If that sounds off-the-wall and extemporized, then I have to add that, to some degree, human vision acts the same way. I only learned this last weekend at the Boston Museum of Science. They have an interactive exhibit there in which you place an object just beyond the limits of your peripheral vision, so it’s effectively invisible. You push a button, and part of the object turns, and it becomes visible. Objects beyond the edge of peripheral vision, then, evidently still register on your retina and are detected, yet they’re ignored until they move.

Being at home today, I have decided to re-watch the movie. Gotta give the point here to DCMShirley. Here’s the dialog, at the point where Grant first stumbles upon the nest with Lex and Tim:

Grant: Oh, God. You know what this is? It’s a dinosaur egg. The dinosaurs…are breeding.
Tim: But, my grandpa said all the dinosaurs were girls.
Grant: Amphibian DNA.
Lex: What’s that?
Grant: Well, on the tour, the film said they used frog DNA to fill in the gene sequence gaps. They mutated the dinosaur genetic code and blended it with that of frogs. Now, some West African frogs have been known to spontaneously change sex from male to female in a single sex environment. Malcolm was right. Look. [see several baby footprints leading away from the nest] Life found a way.

Sorry Cal, you’re mistaken.

In the movie, when Alan and the kids find the nest full of fractured egg shells, Timmy asks how this could be if all the dinosaurs are girls. Then Alan says, paraphrasing, “The scientists said they used frog dna to fill in the gaps. Now, some ____ frogs have been known to change genders in a single sex environment. Ian was right…life found a way!” Then the camera dramatically pans down to the little baby dino foot prints leading away from the nest.

The blank was something exotic. West African? South American? I don’t remember.

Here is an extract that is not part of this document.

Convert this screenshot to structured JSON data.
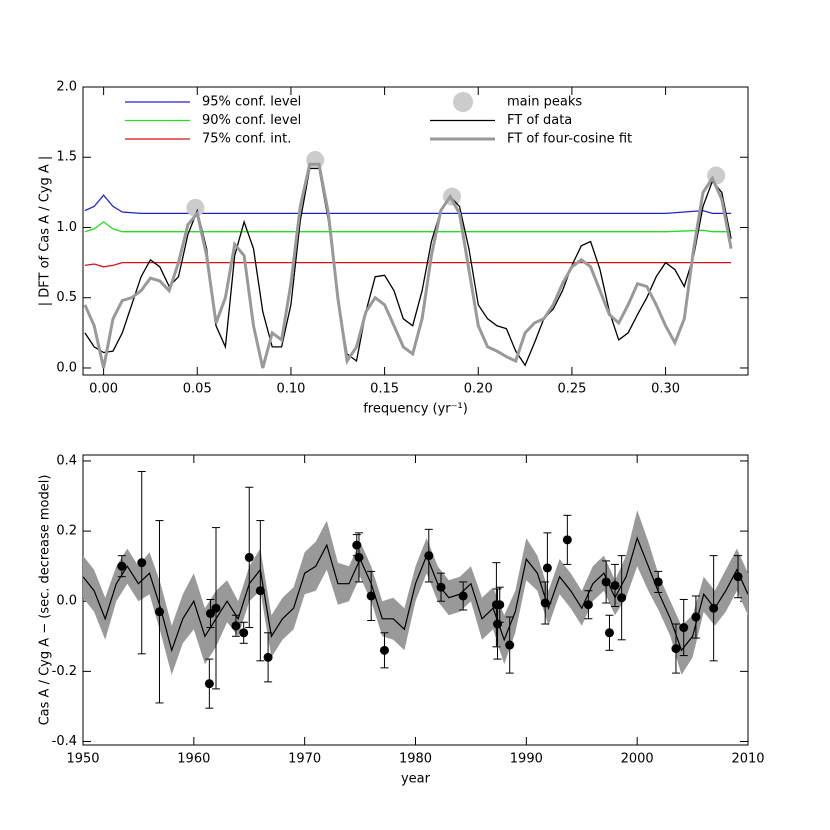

I can’t locate a final script online. The closest I can find to a hard cite is on [url=]http://en.wikipedia.org/wiki/Biological_issues_in_Jurassic_Park Wiki page.

Darn you, Darwin’s Finch. :slight_smile:

Well well well. To my surprise, there actually is support in the literature for this. The West African Reed Frog Hyperolius viridiflavus has been found to undergo spontaneous sex reversal, though it was from female to male. Otherwise such sequential hermaphroditism is known in vertebrates only in fish. So there actually is a small amount of logic to this one.

However, as I’ve already mentioned, there are easier ways to get a reproductive dinosaur population from a unisexual one than splicing in frog DNA. There are a number of parthenogenetic lizard species, and crocodilians have a heat-sensitive system of sex determination. Combine reptile DNA with a little hand waving, and you have a more plausible scenario.